Believe it or not, when given the choice, it seems most children would pick playing with their friends and parents over logging time in front of a TV or computer screen. At least that’s what a new Ikea-funded global research study called Playreport has revealed.
At first glance, it appears unlikely that one of the world’s largest furniture manufacturers and retailers would pour resources into mounting a wide-ranging study on kids’ behavior, but Janice Simonsen, US Ikea design spokesperson, believes that the info will be valuable for the business. ‘The home is in many ways the most important playground,’ says Simonsen. ‘Our aim is to increase awareness, start meaningful discussions and hopefully get parents and children to play more together in the process.’

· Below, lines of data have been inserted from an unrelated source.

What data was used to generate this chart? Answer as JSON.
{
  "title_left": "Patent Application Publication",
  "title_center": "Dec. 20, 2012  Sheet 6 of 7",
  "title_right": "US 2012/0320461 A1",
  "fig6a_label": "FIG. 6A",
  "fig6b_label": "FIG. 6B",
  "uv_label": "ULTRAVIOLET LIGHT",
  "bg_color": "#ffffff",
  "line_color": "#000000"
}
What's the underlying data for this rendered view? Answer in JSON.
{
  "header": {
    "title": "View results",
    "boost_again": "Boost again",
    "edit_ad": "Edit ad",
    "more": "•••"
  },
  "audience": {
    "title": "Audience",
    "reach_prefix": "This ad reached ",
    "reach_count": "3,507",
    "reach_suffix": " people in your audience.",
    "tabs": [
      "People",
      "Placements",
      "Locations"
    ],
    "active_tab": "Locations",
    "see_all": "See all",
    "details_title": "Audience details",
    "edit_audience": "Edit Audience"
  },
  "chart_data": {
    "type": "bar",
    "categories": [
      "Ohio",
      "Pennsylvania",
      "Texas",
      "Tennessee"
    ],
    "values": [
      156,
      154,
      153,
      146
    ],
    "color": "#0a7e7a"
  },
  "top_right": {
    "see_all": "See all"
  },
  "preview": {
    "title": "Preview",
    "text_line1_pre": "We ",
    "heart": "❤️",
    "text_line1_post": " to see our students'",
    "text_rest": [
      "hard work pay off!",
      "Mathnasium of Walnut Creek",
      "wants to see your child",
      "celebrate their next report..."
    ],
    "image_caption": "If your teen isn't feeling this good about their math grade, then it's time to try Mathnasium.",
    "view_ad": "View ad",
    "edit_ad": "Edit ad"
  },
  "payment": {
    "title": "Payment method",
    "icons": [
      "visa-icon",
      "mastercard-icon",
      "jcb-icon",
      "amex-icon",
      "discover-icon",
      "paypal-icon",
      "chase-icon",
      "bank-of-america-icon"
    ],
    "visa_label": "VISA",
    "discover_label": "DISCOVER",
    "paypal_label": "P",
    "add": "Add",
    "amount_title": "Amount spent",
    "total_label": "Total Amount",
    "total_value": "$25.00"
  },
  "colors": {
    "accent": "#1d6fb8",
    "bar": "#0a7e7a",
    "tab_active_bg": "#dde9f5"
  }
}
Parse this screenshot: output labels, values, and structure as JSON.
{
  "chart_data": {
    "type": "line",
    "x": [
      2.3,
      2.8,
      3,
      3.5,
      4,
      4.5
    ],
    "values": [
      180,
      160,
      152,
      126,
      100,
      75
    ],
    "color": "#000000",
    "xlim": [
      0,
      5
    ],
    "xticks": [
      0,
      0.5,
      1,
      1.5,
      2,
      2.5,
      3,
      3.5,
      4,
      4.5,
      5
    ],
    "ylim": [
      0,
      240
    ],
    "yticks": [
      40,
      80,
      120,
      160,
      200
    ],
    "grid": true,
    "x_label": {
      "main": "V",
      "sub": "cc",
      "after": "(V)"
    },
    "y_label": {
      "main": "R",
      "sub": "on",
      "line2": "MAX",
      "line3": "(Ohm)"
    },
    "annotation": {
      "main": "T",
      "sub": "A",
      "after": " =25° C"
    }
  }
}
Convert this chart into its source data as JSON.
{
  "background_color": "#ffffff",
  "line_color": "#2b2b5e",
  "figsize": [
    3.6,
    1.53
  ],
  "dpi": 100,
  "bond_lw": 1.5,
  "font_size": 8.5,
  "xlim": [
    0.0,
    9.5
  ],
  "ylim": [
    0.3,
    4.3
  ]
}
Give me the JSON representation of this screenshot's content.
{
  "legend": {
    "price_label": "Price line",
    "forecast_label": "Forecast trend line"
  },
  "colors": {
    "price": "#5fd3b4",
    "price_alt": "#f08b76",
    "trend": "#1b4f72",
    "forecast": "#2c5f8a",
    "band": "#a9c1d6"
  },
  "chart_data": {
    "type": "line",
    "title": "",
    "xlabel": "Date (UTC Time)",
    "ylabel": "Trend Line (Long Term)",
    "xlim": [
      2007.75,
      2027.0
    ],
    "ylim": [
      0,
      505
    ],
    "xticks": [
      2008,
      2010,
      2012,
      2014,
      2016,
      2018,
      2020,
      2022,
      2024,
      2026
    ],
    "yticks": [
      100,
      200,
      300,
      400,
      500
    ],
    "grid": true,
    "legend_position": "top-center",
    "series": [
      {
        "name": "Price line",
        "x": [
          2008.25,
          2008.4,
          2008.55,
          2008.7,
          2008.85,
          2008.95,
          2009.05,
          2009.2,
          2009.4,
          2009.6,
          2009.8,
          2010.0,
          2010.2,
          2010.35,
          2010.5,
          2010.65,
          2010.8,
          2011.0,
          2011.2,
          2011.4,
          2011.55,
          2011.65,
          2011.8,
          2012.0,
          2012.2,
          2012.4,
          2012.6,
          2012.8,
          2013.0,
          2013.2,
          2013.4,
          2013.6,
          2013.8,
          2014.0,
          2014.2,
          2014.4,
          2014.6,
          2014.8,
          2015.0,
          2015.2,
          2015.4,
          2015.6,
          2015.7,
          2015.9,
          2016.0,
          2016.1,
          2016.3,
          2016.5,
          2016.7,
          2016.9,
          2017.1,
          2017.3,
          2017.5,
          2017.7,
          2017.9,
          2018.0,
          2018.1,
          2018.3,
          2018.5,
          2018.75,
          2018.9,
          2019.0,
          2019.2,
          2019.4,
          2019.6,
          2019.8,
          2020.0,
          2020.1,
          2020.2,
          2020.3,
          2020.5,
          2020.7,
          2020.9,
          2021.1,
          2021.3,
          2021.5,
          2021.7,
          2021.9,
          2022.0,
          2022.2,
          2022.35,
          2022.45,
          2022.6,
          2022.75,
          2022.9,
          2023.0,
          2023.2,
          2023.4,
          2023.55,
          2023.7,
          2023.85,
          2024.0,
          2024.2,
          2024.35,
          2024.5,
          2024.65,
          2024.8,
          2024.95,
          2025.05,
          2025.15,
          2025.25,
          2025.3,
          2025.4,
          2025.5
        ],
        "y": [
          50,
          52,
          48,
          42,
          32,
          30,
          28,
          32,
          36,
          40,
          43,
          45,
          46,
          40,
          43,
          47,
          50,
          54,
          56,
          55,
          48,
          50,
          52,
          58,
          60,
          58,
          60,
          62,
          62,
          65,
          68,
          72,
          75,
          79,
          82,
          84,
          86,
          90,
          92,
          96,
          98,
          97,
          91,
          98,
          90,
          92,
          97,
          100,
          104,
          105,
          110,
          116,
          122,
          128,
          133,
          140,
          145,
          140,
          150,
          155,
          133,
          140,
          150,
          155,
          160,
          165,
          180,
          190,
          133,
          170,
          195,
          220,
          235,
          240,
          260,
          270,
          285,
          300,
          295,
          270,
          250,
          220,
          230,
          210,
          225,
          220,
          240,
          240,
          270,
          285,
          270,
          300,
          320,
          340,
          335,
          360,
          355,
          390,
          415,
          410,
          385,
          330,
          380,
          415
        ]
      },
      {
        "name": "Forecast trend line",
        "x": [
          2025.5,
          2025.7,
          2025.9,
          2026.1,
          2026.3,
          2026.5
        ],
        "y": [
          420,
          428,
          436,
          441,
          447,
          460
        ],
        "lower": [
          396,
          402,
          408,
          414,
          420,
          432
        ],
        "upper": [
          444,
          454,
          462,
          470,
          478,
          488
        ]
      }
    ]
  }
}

London-based firm Research Now fielded an online survey in 25 countries, including the US, China, Japan and Russia, on behalf of Ikea. It ended up conducting approximately 11,000 interviews with both parents and children, making Playreport the largest single study of its kind.
Playreport is now being used to develop products for Ikea’s children’s range. ‘What the study has given us is not so much information about a product level, but more knowledge on trends related to how children live,’ says Simenson. ‘With this information we can create better solutions and give families with children ideas.’ (At press time it was still too early in the process to say what specific information will be used in product creation.)
As for the study’s most surprising finding, Ikea Sweden design spokesperson Sara Schestrom says Playreport’s results dispel a long-held belief that kids would rather stare at a TV screen than interact with parents or friends. The study found 30% of kids interviewed named playing with friends their favorite activity, while 15% chose playing computer games and just 6% named watching TV.
‘Most children prefer to play with their parents than watch TV,’ Schestrom says, stressing that parents are also interested in partaking in casual activities with their children rather than prescribed ones. ‘Seven in 10 parents would like to ‘just chill’ with their children,’ she says.
The study also reveals that time constraints are still a major problem facing the modern family. Longer work hours have resulted in 45% of parents feeling they don’t have enough time to play with their kids, while 26% think they are too stressed out to play and 46% admit to feeling guilty about not spending enough time with their offspring.
Simonsen, however, prefers to look at the more positive information gathered. ‘It was quite relieving to see from the results that children actually prefer to play rather than watch TV,’ she says. ‘That children just want to spend time with friends and families is very reassuring. We were also happy to see the majority of parents believe that play is important to children’s development.’